Thursday, December 24th, 2009

In “AIG Learns It’s All in the Name” from FinancialPlanning.com, we learn that taxpayers’ bailout dollars have helped AIG bounce back faster than many expected.  American International Group is one of the few insurance companies that has successfully come back from the financial mess it was in through creative branding.  It’s subsidiary was previously named AIG Annuity Insurance Co. but was switched this year to Western National Life Insurance Co.  That distancing from the tarnished brand name of AIG helped lead Western National to be the third quarter’s number one seller of fixed annuities through banks.  New York Life Insurance Co. does still hold the number one spot for the year, but believes it lost it’s third quarter spot due to low interest rates in the market.
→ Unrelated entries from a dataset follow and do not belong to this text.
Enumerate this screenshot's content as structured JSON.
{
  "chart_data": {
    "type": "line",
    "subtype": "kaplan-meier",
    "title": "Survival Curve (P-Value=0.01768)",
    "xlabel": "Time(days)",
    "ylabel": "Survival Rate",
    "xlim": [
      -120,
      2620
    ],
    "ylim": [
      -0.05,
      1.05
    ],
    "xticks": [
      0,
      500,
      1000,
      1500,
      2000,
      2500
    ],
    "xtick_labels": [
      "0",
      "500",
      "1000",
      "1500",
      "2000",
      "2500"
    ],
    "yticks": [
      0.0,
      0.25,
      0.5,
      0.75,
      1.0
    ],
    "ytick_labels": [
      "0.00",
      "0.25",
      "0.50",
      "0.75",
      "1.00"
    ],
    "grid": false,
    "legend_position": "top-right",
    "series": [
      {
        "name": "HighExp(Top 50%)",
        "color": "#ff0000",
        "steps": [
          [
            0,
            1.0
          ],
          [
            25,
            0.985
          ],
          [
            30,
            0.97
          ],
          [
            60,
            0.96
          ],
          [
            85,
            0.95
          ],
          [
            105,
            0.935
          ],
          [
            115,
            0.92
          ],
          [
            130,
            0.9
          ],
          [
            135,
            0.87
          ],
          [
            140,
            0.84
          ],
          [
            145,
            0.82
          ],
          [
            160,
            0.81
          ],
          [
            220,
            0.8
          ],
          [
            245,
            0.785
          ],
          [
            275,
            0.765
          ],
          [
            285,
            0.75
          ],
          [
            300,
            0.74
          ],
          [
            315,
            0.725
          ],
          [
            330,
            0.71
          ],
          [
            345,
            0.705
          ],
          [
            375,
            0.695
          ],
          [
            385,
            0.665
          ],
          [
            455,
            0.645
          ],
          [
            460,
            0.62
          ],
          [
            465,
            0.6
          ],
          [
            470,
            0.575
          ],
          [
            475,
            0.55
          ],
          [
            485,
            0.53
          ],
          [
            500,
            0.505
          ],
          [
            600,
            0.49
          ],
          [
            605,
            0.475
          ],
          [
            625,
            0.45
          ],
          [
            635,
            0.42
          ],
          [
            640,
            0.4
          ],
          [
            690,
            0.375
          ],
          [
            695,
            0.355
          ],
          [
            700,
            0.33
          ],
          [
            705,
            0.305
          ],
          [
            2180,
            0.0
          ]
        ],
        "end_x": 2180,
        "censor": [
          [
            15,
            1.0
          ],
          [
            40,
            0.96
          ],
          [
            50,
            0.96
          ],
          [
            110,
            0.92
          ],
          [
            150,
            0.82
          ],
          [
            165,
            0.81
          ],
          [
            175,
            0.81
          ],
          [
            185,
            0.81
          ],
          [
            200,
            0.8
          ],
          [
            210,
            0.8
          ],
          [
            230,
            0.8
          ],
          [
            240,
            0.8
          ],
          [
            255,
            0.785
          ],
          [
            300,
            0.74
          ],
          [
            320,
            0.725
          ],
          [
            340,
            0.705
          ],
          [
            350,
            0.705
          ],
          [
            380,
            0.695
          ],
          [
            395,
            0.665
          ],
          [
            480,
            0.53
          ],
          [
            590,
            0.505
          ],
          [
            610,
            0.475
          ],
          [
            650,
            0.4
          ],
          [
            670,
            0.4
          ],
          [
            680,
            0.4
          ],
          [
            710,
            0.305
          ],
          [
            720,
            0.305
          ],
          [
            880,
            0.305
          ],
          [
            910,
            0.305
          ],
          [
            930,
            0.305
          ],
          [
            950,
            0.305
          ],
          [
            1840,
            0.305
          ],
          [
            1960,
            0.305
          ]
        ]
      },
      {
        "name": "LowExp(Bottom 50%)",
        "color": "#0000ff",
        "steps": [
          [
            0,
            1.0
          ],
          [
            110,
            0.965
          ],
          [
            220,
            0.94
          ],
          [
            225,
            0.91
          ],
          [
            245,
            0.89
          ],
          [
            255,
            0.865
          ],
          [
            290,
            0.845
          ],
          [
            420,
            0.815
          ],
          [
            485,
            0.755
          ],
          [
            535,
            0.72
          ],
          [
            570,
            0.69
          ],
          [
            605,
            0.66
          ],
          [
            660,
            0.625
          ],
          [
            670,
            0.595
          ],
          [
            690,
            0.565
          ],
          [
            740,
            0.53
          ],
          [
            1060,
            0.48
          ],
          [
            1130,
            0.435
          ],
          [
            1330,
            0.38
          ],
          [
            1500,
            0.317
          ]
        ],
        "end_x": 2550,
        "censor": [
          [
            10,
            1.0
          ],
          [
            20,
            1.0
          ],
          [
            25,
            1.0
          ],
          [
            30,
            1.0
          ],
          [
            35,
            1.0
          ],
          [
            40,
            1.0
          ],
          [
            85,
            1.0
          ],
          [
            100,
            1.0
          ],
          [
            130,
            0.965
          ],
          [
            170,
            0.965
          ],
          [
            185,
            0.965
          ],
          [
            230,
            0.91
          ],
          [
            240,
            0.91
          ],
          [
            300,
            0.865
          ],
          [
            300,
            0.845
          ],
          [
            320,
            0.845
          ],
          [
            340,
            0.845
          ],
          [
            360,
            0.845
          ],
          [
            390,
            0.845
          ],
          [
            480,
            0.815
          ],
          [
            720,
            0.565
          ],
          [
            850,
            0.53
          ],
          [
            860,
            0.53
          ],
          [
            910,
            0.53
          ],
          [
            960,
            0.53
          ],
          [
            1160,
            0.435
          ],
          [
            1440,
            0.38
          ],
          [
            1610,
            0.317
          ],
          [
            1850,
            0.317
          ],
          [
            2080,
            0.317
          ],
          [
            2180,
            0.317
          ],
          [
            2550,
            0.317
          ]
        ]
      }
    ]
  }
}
Western National has been able to attract more annuity clients because they are offering higher interest rates than competitors.  They do this by making agreements with banks to lower the commissions they pay to the banks.  In turn, the banks receive more annuity clients after a couple years of clients shying away from the products.  Banks believe that the volume of fixed annuity customers they receive will make up for the lower commissions they are being paid by Western National.  While some other insurance companies may not think it is fair that AIG’s Western National is using government bailout money to cushion it’s higher interest rate offerings, that was part of the purpose for the bailout.  Companies should use that money in a way that they will become successful again and repay the bailout money to taxpayers.